F1 Database from Google: A scalable distributed SQL database

 

This world is a sphere. We keep going round and round. After a great hype around the NoSQL highly distributed databases, now Google presented a paper on how they have implemented a SQL based highly scalable database for supporting their "AdWords" business in 39th VLDB conference.


The news item: http://www.theregister.co.uk/2013/08/30/google_f1_deepdive/
and the paper: http://static.googleusercontent.com/external_content/untrusted_dlcp/research.google.com/en/us/pubs/archive/41344.pdf


The key changes I liked:
1. Heirarchically clustered physical schema model: I always thought heighrarchical model is more suited for real life application than a pure relational model. This implementations is proving it.

2. Protocol Buffers: Columns allowing structured types. It saves a lot of ORM style conversions when moving data from a storage to in-memory and vice versa.
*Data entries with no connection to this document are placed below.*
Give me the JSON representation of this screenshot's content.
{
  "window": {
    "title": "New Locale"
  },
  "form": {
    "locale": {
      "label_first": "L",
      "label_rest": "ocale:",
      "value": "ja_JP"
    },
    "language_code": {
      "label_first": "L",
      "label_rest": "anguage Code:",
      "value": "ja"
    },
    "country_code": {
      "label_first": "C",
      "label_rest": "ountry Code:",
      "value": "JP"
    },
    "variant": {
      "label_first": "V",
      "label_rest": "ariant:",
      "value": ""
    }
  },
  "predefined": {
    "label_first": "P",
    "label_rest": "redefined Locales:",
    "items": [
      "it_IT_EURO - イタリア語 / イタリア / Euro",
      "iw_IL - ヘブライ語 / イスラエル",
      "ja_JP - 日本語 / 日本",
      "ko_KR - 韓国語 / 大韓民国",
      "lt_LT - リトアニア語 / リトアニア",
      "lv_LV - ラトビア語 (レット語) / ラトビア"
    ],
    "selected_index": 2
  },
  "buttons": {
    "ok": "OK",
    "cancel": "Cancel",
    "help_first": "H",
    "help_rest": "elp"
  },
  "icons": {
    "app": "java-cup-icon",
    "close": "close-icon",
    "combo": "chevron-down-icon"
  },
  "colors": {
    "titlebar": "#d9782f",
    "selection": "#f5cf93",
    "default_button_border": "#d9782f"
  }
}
A quote from the paper's conclusion:
In recent years, conventional wisdom in the engineering community has been that if you need a highly scalable, high-throughput data store, the only viable option is to use a NoSQL key/value store, and to work around the lack of ACID transactional guarantees and the lack of conveniences like secondary indexes, SQL, and so on. When we sought a replacement for Google's MySQL data store for the Ad-Words product, that option was simply not feasible: the complexity of dealing with a non-ACID data store in every part of our business logic would be too great, and there was simply no way our business could function without SQL queries.
So, ACID is needed and SQL is essential for running the businesses! Have a nice weekend!!